Looking for Complete RFEM Reports from Real Projects (High-rise buildings, complex structures)

Hello everyone,

I am a structural engineering student currently working on advanced modeling and documentation with RFEM.
I am trying to understand how complete structural reports are prepared in real engineering practice, especially those submitted to municipalities or approval authorities.

I would greatly appreciate it if someone could share:


Examples of FULL RFEM reports from real projects such as:

  • Multi-storey buildings

  • Complex structures (halls, frames, stadium roofs, trusses, timber structures, etc.)

  • Combined concrete + steel projects


Ideally, the reports should include:

1. General model information

  • basic project data

  • materials

  • cross-sections

  • main assumptions

2. Loads and standards

  • load definitions according to Eurocodes or local standards

  • load tables

  • ULS and SLS combinations

3. Analysis results

  • type of analysis used

  • internal forces on members, plates/surfaces

  • diagrams (N, V, M, stresses, etc.)

4. Design checks

  • reinforced concrete design (required reinforcement, governing combinations, crack check, deflection check)

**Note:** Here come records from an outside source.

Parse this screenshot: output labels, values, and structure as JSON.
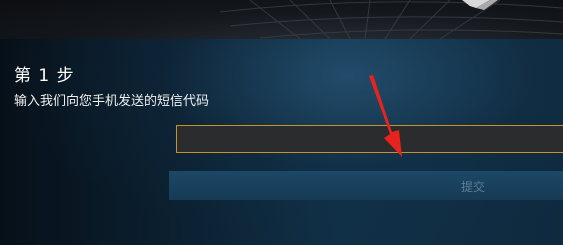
{
  "step": {
    "title": "第 1 步",
    "description": "输入我们向您手机发送的短信代码"
  },
  "form": {
    "code_value": "",
    "submit_label": "提交"
  },
  "colors": {
    "input_border": "#c8922a",
    "arrow": "#e8231d",
    "button_bg": "#1c4866",
    "button_text": "#5d7f98"
  },
  "icons": [
    "red-pointer-arrow-icon"
  ]
}
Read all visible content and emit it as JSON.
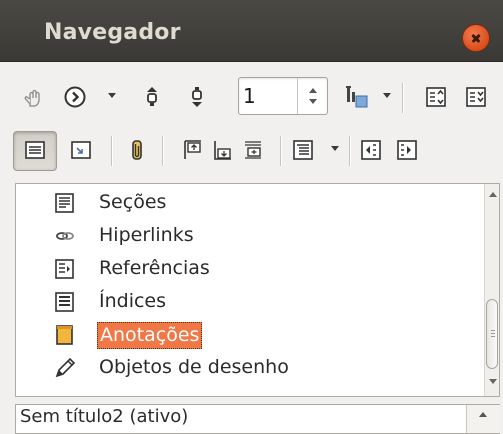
{
  "window": {
    "title": "Navegador"
  },
  "toolbar1": {
    "page_value": "1",
    "icons": [
      "navigation-toggle-icon",
      "navigate-by-icon",
      "previous-icon",
      "next-icon",
      "drag-mode-icon",
      "list-box-icon",
      "content-view-icon"
    ]
  },
  "toolbar2": {
    "icons": [
      "list-box-on-icon",
      "set-reminder-icon",
      "notes-icon",
      "header-icon",
      "footer-icon",
      "anchor-to-text-icon",
      "headings-level-icon",
      "promote-level-icon",
      "demote-level-icon"
    ]
  },
  "tree": {
    "items": [
      {
        "label": "Seções",
        "icon": "sections-icon"
      },
      {
        "label": "Hiperlinks",
        "icon": "hyperlinks-icon"
      },
      {
        "label": "Referências",
        "icon": "references-icon"
      },
      {
        "label": "Índices",
        "icon": "indexes-icon"
      },
      {
        "label": "Anotações",
        "icon": "annotations-icon",
        "selected": true
      },
      {
        "label": "Objetos de desenho",
        "icon": "drawing-objects-icon"
      }
    ]
  },
  "document_selector": {
    "value": "Sem título2 (ativo)"
  },
  "colors": {
    "titlebar": "#3f3e3a",
    "selection": "#f07746",
    "close": "#e0561f"
  }
}
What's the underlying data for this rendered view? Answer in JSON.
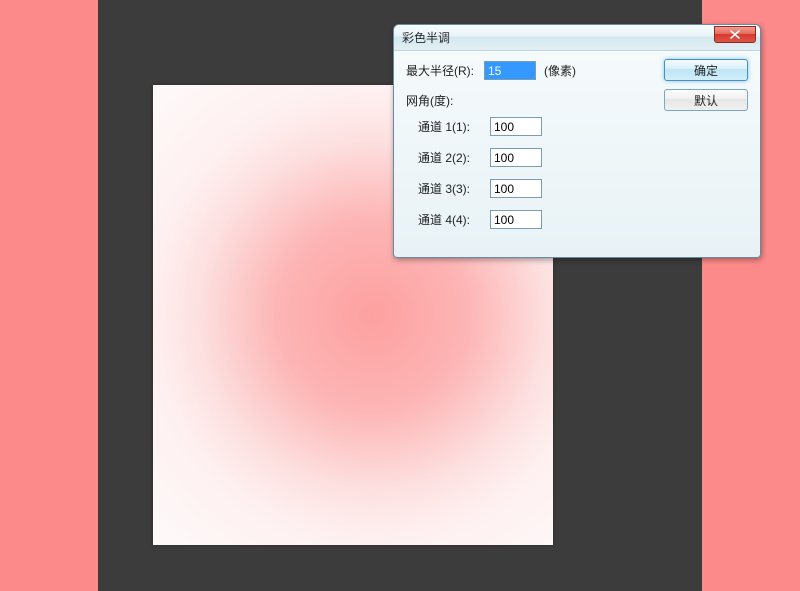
{
  "dialog": {
    "title": "彩色半调",
    "radius_label": "最大半径(R):",
    "radius_value": "15",
    "radius_unit": "(像素)",
    "grid_label": "网角(度):",
    "channels": [
      {
        "label": "通道 1(1):",
        "value": "100"
      },
      {
        "label": "通道 2(2):",
        "value": "100"
      },
      {
        "label": "通道 3(3):",
        "value": "100"
      },
      {
        "label": "通道 4(4):",
        "value": "100"
      }
    ],
    "ok_label": "确定",
    "default_label": "默认"
  }
}
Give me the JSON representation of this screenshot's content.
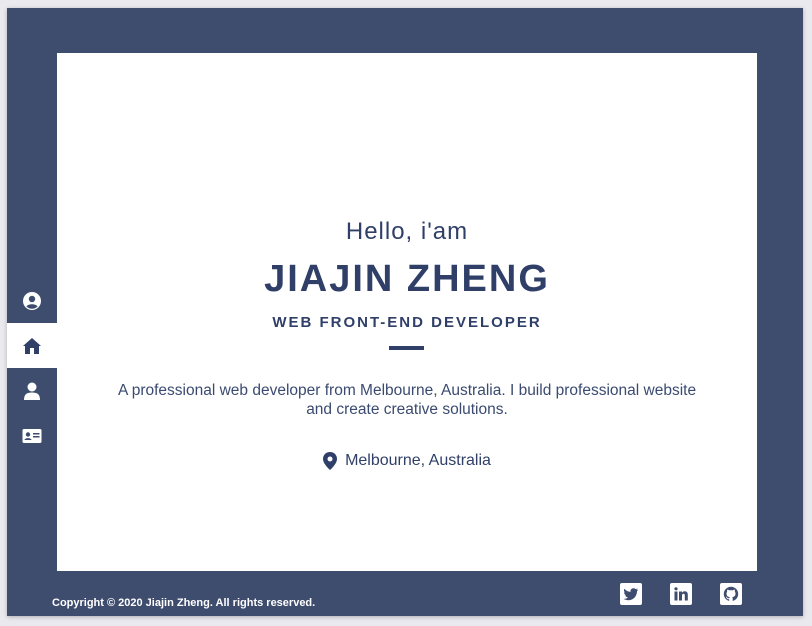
{
  "sidebar": {
    "items": [
      {
        "icon": "user-circle-icon",
        "name": "sidebar-item-account"
      },
      {
        "icon": "home-icon",
        "name": "sidebar-item-home",
        "active": true
      },
      {
        "icon": "user-icon",
        "name": "sidebar-item-about"
      },
      {
        "icon": "id-card-icon",
        "name": "sidebar-item-contact"
      }
    ]
  },
  "hero": {
    "greeting": "Hello, i'am",
    "name": "JIAJIN ZHENG",
    "role": "WEB FRONT-END DEVELOPER",
    "description": "A professional web developer from Melbourne, Australia. I build professional website and create creative solutions.",
    "location": "Melbourne, Australia"
  },
  "footer": {
    "copyright": "Copyright © 2020 Jiajin Zheng. All rights reserved.",
    "social": [
      {
        "icon": "twitter-icon"
      },
      {
        "icon": "linkedin-icon"
      },
      {
        "icon": "github-icon"
      }
    ]
  },
  "colors": {
    "frame": "#3e4c6e",
    "accent": "#2f3f68",
    "background": "#ffffff"
  }
}
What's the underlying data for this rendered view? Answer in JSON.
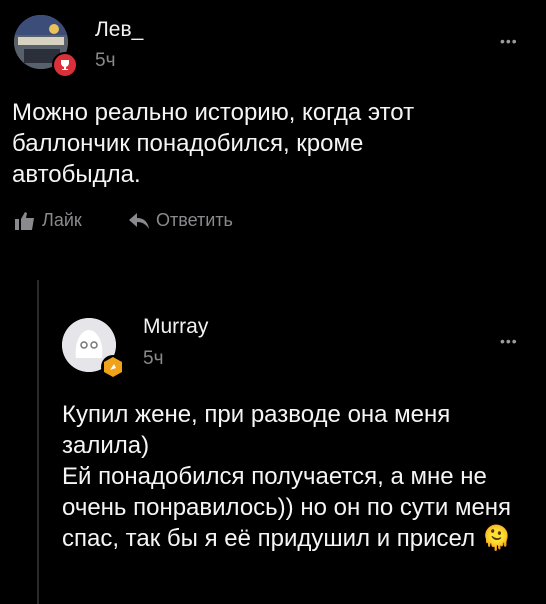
{
  "comment": {
    "author": "Лев_",
    "time": "5ч",
    "menu": "•••",
    "text": "Можно реально историю, когда этот баллончик понадобился, кроме автобыдла.",
    "actions": {
      "like": "Лайк",
      "reply": "Ответить"
    }
  },
  "reply": {
    "author": "Murray",
    "time": "5ч",
    "menu": "•••",
    "text": "Купил жене, при разводе она меня залила)\nЕй понадобился получается, а мне не очень понравилось)) но он по сути меня спас, так бы я её придушил и присел",
    "emoji": "🫠"
  },
  "colors": {
    "background": "#000000",
    "text": "#f5f5f5",
    "muted": "#8a8a8e",
    "badge_red": "#d9303a",
    "badge_orange": "#f0a21a"
  }
}
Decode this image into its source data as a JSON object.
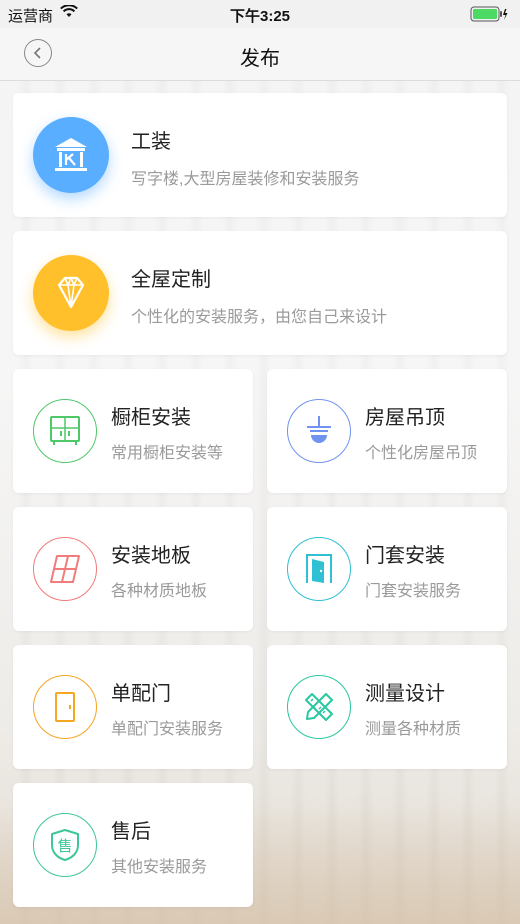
{
  "status_bar": {
    "carrier": "运营商",
    "time": "下午3:25"
  },
  "nav": {
    "title": "发布"
  },
  "items": [
    {
      "title": "工装",
      "subtitle": "写字楼,大型房屋装修和安装服务",
      "icon": "building-icon",
      "color": "#5aaeff"
    },
    {
      "title": "全屋定制",
      "subtitle": "个性化的安装服务，由您自己来设计",
      "icon": "diamond-icon",
      "color": "#ffc02b"
    },
    {
      "title": "橱柜安装",
      "subtitle": "常用橱柜安装等",
      "icon": "cabinet-icon",
      "color": "#4fc86a"
    },
    {
      "title": "房屋吊顶",
      "subtitle": "个性化房屋吊顶",
      "icon": "ceiling-lamp-icon",
      "color": "#6f93ef"
    },
    {
      "title": "安装地板",
      "subtitle": "各种材质地板",
      "icon": "floor-tiles-icon",
      "color": "#f27b7b"
    },
    {
      "title": "门套安装",
      "subtitle": "门套安装服务",
      "icon": "door-frame-icon",
      "color": "#2fc0d4"
    },
    {
      "title": "单配门",
      "subtitle": "单配门安装服务",
      "icon": "door-icon",
      "color": "#f5a623"
    },
    {
      "title": "测量设计",
      "subtitle": "测量各种材质",
      "icon": "ruler-pencil-icon",
      "color": "#2ac7a0"
    },
    {
      "title": "售后",
      "subtitle": "其他安装服务",
      "icon": "after-sales-shield-icon",
      "color": "#3ec69b",
      "glyph": "售"
    }
  ]
}
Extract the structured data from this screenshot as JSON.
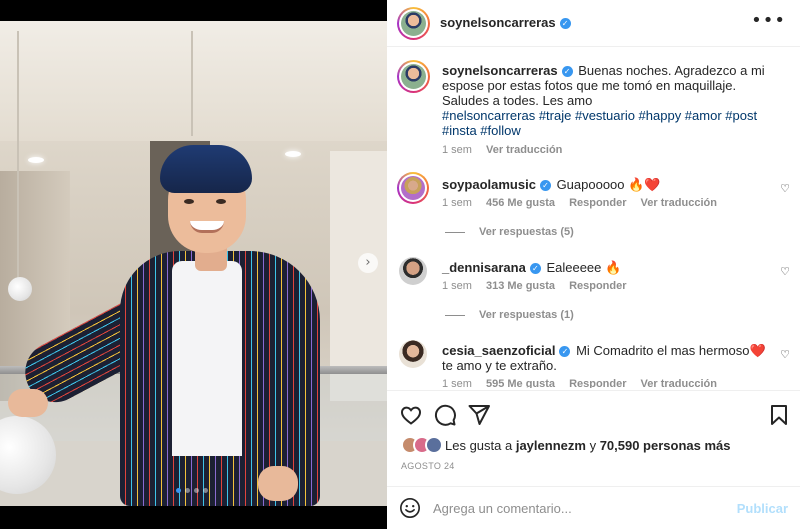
{
  "header": {
    "username": "soynelsoncarreras",
    "more_icon": "more-horizontal-icon"
  },
  "caption": {
    "username": "soynelsoncarreras",
    "text_line1": "Buenas noches. Agradezco a mi espose por estas fotos que me tomó en maquillaje.",
    "text_line2": "Saludes a todes. Les amo",
    "hashtags": "#nelsoncarreras #traje #vestuario #happy #amor #post #insta #follow",
    "time": "1 sem",
    "translate": "Ver traducción"
  },
  "comments": [
    {
      "username": "soypaolamusic",
      "text": "Guapooooo 🔥❤️",
      "time": "1 sem",
      "likes": "456 Me gusta",
      "reply": "Responder",
      "translate": "Ver traducción",
      "replies": "Ver respuestas (5)"
    },
    {
      "username": "_dennisarana",
      "text": "Ealeeeee 🔥",
      "time": "1 sem",
      "likes": "313 Me gusta",
      "reply": "Responder",
      "replies": "Ver respuestas (1)"
    },
    {
      "username": "cesia_saenzoficial",
      "text": "Mi Comadrito el mas hermoso❤️ te amo y te extraño.",
      "time": "1 sem",
      "likes": "595 Me gusta",
      "reply": "Responder",
      "translate": "Ver traducción"
    }
  ],
  "likes": {
    "prefix": "Les gusta a",
    "user": "jaylennezm",
    "connector": "y",
    "count": "70,590 personas más"
  },
  "date": "AGOSTO 24",
  "add_comment": {
    "placeholder": "Agrega un comentario...",
    "publish": "Publicar"
  },
  "carousel": {
    "next_glyph": "›",
    "slide_count": 4,
    "active_slide": 1
  },
  "colors": {
    "link": "#00376b",
    "verified": "#3897f0",
    "muted": "#8e8e8e",
    "publish_disabled": "#b2dffc",
    "heart_red": "#ed4956"
  }
}
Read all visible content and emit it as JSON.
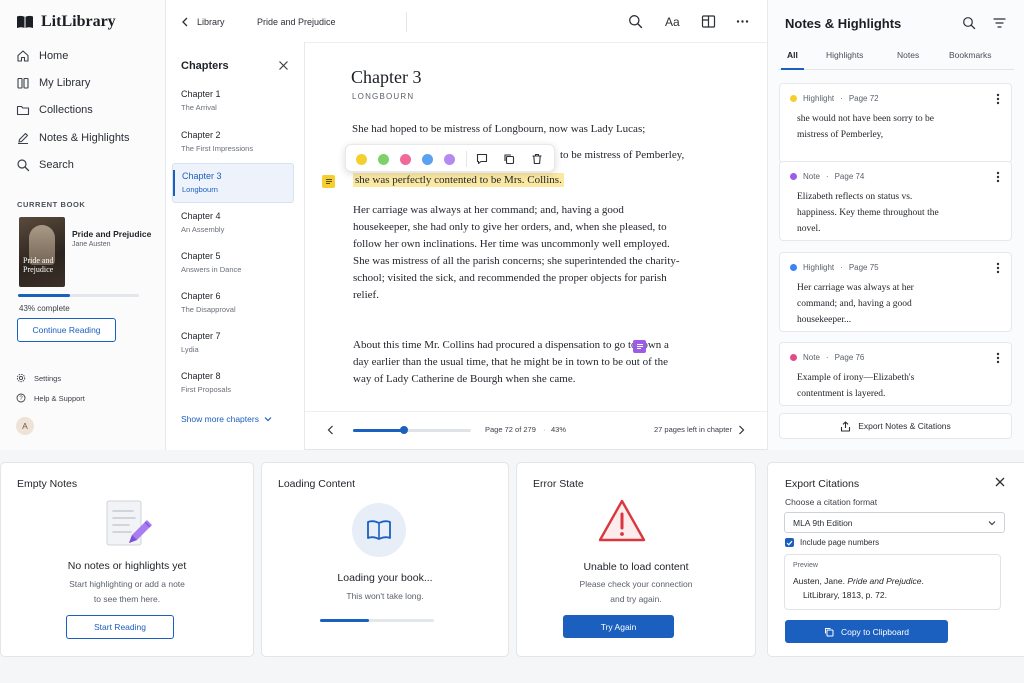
{
  "app": {
    "name": "LitLibrary"
  },
  "sidebar": {
    "items": [
      {
        "label": "Home",
        "icon": "home-icon"
      },
      {
        "label": "My Library",
        "icon": "library-icon"
      },
      {
        "label": "Collections",
        "icon": "folder-icon"
      },
      {
        "label": "Notes & Highlights",
        "icon": "pen-icon"
      },
      {
        "label": "Search",
        "icon": "search-icon"
      }
    ],
    "current_book_label": "CURRENT BOOK",
    "book": {
      "cover_text": "Pride and Prejudice",
      "title": "Pride and Prejudice",
      "author": "Jane Austen",
      "progress": 0.43,
      "progress_label": "43% complete"
    },
    "continue_label": "Continue Reading",
    "settings_label": "Settings",
    "help_label": "Help & Support",
    "avatar_initial": "A"
  },
  "topbar": {
    "back_label": "Library",
    "book_title": "Pride and Prejudice",
    "font_label": "Aa"
  },
  "chapters": {
    "title": "Chapters",
    "items": [
      {
        "title": "Chapter 1",
        "subtitle": "The Arrival"
      },
      {
        "title": "Chapter 2",
        "subtitle": "The First Impressions"
      },
      {
        "title": "Chapter 3",
        "subtitle": "Longbourn",
        "active": true
      },
      {
        "title": "Chapter 4",
        "subtitle": "An Assembly"
      },
      {
        "title": "Chapter 5",
        "subtitle": "Answers in Dance"
      },
      {
        "title": "Chapter 6",
        "subtitle": "The Disapproval"
      },
      {
        "title": "Chapter 7",
        "subtitle": "Lydia"
      },
      {
        "title": "Chapter 8",
        "subtitle": "First Proposals"
      }
    ],
    "show_more_label": "Show more chapters"
  },
  "reader": {
    "chapter_title": "Chapter 3",
    "chapter_subtitle": "LONGBOURN",
    "line1": "She had hoped to be mistress of Longbourn, now was Lady Lucas;",
    "line2_tail": "to be mistress of Pemberley,",
    "line3_highlight": "she was perfectly contented to be Mrs. Collins.",
    "para2": "Her carriage was always at her command; and, having a good housekeeper, she had only to give her orders, and, when she pleased, to follow her own inclinations. Her time was uncommonly well employed. She was mistress of all the parish concerns; she superintended the charity-school; visited the sick, and recommended the proper objects for parish relief.",
    "para3": "About this time Mr. Collins had procured a dispensation to go to town a day earlier than the usual time, that he might be in town to be out of the way of Lady Catherine de Bourgh when she came.",
    "highlight_colors": [
      "#f5cf2e",
      "#7ed16a",
      "#ef6a9a",
      "#5aa1f0",
      "#b58af0"
    ],
    "progress": 0.43,
    "page_label": "Page 72 of 279",
    "percent_label": "43%",
    "pages_left_label": "27 pages left in chapter"
  },
  "notes_panel": {
    "title": "Notes & Highlights",
    "tabs": [
      "All",
      "Highlights",
      "Notes",
      "Bookmarks"
    ],
    "cards": [
      {
        "type": "Highlight",
        "page": "Page 72",
        "color": "#f5cf2e",
        "text": "she would not have been sorry to be mistress of Pemberley,"
      },
      {
        "type": "Note",
        "page": "Page 74",
        "color": "#9b5de5",
        "text": "Elizabeth reflects on status vs. happiness. Key theme throughout the novel."
      },
      {
        "type": "Highlight",
        "page": "Page 75",
        "color": "#3b82f6",
        "text": "Her carriage was always at her command; and, having a good housekeeper..."
      },
      {
        "type": "Note",
        "page": "Page 76",
        "color": "#e24b8a",
        "text": "Example of irony—Elizabeth's contentment is layered."
      }
    ],
    "export_label": "Export Notes & Citations"
  },
  "empty_state": {
    "title": "Empty Notes",
    "heading": "No notes or highlights yet",
    "line1": "Start highlighting or add a note",
    "line2": "to see them here.",
    "button": "Start Reading"
  },
  "loading_state": {
    "title": "Loading Content",
    "heading": "Loading your book...",
    "sub": "This won't take long.",
    "progress": 0.43
  },
  "error_state": {
    "title": "Error State",
    "heading": "Unable to load content",
    "line1": "Please check your connection",
    "line2": "and try again.",
    "button": "Try Again"
  },
  "citation": {
    "title": "Export Citations",
    "format_label": "Choose a citation format",
    "format_value": "MLA 9th Edition",
    "include_pages_label": "Include page numbers",
    "include_pages": true,
    "preview_label": "Preview",
    "preview_line1_a": "Austen, Jane. ",
    "preview_line1_b": "Pride and Prejudice",
    "preview_line1_c": ".",
    "preview_line2": "LitLibrary, 1813, p. 72.",
    "copy_label": "Copy to Clipboard"
  },
  "colors": {
    "accent": "#1b5fbf",
    "highlight": "#fbe9a2",
    "error": "#d9363e"
  }
}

  • steel design (buckling, LTB, shear, bending, deflection)

5. Summary

  • final diagrams

  • reinforcement summaries

  • BOQ if available (optional)


I do not need any confidential project data — anonymized reports are perfectly fine.
My goal is simply to understand how a complete and professional RFEM report is structured, exactly as produced in real engineering offices.

If anyone has templates, examples, or practical advice, I would be very grateful!

Thank you in advance :folded_hands:
Florind


PS:

If possible, I would also love to start longer discussions about the entire structural design workflow in RFEM — from the very first step of setting up a building model, defining loads, analysis types, load combinations, all the way to the final design checks and preparation of the official report.

I believe this would be very helpful for students and young engineers who want to understand the real-world workflow from start to finish.